En Richmond, Virginia, antigua capital confederada, el Black Lives Matter festejó la decisión del gobernador de retirar el monumento al general Robert Lee, comandante militar de los Estados Confederados durante la Guerra Civil (1861-1865).
Con mucha soltura se habla de la memoria de un pueblo. Bien a bien, no sabemos qué significa. A veces así se llama a las fechas que se celebran oficialmente o a las narraciones del pasado que aprendimos en las escuelas y que cambian con los años. Creemos que eso no es la historia pero, a la vez, también crea sedimentos emocionales, a veces llamados sentimientos patrióticos, pero no sabemos con certeza cómo se han formado.

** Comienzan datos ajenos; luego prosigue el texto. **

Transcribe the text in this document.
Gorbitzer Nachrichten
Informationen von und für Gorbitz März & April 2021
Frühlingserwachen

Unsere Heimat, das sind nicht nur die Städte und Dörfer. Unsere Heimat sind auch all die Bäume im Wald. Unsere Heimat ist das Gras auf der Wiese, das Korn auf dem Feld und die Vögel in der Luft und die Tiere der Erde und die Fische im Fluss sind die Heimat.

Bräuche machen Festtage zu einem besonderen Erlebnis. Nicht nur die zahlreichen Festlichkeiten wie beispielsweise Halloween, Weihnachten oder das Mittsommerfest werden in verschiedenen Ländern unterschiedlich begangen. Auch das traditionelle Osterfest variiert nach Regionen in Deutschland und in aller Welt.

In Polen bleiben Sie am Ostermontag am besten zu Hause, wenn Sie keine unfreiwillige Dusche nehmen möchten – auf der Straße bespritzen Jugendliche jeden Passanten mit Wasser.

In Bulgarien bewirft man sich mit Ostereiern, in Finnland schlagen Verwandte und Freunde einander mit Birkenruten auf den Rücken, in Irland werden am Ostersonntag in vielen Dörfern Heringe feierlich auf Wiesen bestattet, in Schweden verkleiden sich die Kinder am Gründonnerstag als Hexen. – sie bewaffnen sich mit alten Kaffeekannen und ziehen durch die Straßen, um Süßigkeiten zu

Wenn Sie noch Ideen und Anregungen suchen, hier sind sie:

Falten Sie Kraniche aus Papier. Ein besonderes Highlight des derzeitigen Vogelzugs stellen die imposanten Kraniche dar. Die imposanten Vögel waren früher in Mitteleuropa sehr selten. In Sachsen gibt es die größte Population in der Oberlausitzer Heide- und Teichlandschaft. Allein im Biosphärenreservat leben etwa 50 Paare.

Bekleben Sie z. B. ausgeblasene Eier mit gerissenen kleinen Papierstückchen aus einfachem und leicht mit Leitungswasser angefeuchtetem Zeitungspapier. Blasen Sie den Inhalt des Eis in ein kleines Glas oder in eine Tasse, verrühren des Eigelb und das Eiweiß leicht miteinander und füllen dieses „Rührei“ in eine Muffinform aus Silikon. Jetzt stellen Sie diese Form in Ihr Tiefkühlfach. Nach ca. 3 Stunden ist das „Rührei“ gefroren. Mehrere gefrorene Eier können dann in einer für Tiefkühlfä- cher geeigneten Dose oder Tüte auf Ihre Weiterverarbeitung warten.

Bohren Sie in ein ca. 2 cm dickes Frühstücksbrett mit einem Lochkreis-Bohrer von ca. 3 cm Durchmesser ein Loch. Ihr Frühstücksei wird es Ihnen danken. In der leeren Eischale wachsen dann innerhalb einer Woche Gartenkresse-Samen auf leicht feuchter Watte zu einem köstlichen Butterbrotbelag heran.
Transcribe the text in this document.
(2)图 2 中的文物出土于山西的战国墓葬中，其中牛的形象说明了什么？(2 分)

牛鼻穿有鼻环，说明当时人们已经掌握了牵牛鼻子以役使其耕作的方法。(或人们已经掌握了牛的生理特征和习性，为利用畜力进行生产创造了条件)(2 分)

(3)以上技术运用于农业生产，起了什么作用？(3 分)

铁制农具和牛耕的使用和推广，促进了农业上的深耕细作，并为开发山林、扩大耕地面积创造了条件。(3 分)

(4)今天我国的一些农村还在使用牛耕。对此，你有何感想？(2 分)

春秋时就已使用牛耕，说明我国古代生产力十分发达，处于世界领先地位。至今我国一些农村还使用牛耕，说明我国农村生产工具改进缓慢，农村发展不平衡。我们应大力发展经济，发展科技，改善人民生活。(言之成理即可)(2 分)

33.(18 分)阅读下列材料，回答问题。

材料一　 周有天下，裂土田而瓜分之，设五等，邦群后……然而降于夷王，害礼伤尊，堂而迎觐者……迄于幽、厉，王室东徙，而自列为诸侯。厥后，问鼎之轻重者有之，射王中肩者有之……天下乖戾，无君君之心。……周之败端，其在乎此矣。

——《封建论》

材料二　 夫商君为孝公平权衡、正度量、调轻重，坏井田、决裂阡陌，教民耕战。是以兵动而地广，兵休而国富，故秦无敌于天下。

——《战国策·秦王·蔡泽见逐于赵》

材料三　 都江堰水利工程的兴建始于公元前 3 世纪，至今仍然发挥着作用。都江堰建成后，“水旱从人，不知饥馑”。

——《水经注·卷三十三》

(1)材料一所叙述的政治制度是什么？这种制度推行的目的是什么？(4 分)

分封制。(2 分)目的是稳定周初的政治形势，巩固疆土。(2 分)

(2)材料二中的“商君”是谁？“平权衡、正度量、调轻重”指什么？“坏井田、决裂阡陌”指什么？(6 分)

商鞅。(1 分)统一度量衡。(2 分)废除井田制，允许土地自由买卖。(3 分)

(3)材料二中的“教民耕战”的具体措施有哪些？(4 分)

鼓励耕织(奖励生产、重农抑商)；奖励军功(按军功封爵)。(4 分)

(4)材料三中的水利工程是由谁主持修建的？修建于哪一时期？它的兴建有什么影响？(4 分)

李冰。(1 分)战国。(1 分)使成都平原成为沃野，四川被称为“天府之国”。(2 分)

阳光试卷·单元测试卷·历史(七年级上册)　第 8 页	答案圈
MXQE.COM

La memoria que dejaron escrita los antiguos romanos o la construida en el periodo virreinal son diferentes de lo que sabemos hoy, porque memoria e historia son cosas distintas, aunque a pesar de los siglos hay cosas que persisten: seguimos llamando la noche triste a un evento que quizá pudo haberse llamado el triunfo mexica. Y aún hoy es común oír que fue el pueblo de Tenochtitlan el que mató a Moctezuma II.
Podemos intuir las razones políticas del gobierno de Chiapas para instalar una estatua de Diego de Mazariegos en 1978, pero lo que sí sabemos es por qué, el 12 de octubre de 1992, los indígenas derribaron la figura de ese conquistador del siglo XVI, precisamente cuando el Estado mexicano conmemoraba, junto con España, los quinientos años del “Encuentro de dos mundos”.
En las polémicas de Bristol sobre Edward Colston, algunos de los que se oponían a derribar su figura argumentaban que pretendían preservar “su memoria”, pero en realidad se trataba de conservar la de quienes habían construido esa estatua a finales del XIX. Y quienes la derribaron se apoyaban en el trabajo de la historiadora británica Catherine Hall, una de las autoras de Legacies of British Slave-Ownership, y en la difusión del mapa de los frutos económicos y políticos del comercio de esclavos en Inglaterra, así como las compensaciones que recibieron los dueños de esas empresas cuando su “propiedad humana” se emancipó en América.
Una de las conclusiones de Hall fue que las estatuas y monumentos no son de “individuos”, sino de la metrópoli que se enriqueció con el tráfico de esclavos y la esclavitud, cuyas profundas consecuencias hoy se han hecho visibles, en parte por la divulgación de esa investigación que realizó la BBC en un par de documentales que fueron premiados: Britain’s Forgotten Slave Owners. Al final, el movimiento en rechazo a lo que representaba la estatua de Colston contrapuso la historia a la memoria.
Frente a una estatua del general Robert Lee, en los estados sureños de la Unión Americana, solo se puede saber que fue el comandante militar de los Estados Confederados, durante la Guerra Civil (1861-1865), pero no que estos provocaron el conflicto civil más cruento de los últimos tiempos para enriquecerse con la esclavitud.
Tampoco se sabe por qué el monumento se halla en un lugar determinado. En el sitio web del Southern Poverty Law Center se muestra una gráfica con los años y lugares en los que fueron instaladas las figuras de estos “héroes” del sur. Sorprende la coincidencia del aumento de instalación de esculturas, en escuelas públicas y edificios judiciales, en los primeros decenios del siglo XX, cuando la segregación y la parcialidad de los tribunales provocaba protestas de los afroamericanos contra la discriminación de la élite blanca, que les negaba el derecho a la igualdad inscrito en la Constitución.
Hoy tenemos la ventaja de saber, por su propia voz, qué piensa ese movimiento que impugna estatuas de confederados y de Cristóbal Colón, pero es más difícil saber qué pensaba la gente que aplaudía en un desfile en Ciudad de México cuando Porfirio Díaz presidió la develación de la estatua del genovés en Paseo de la Reforma.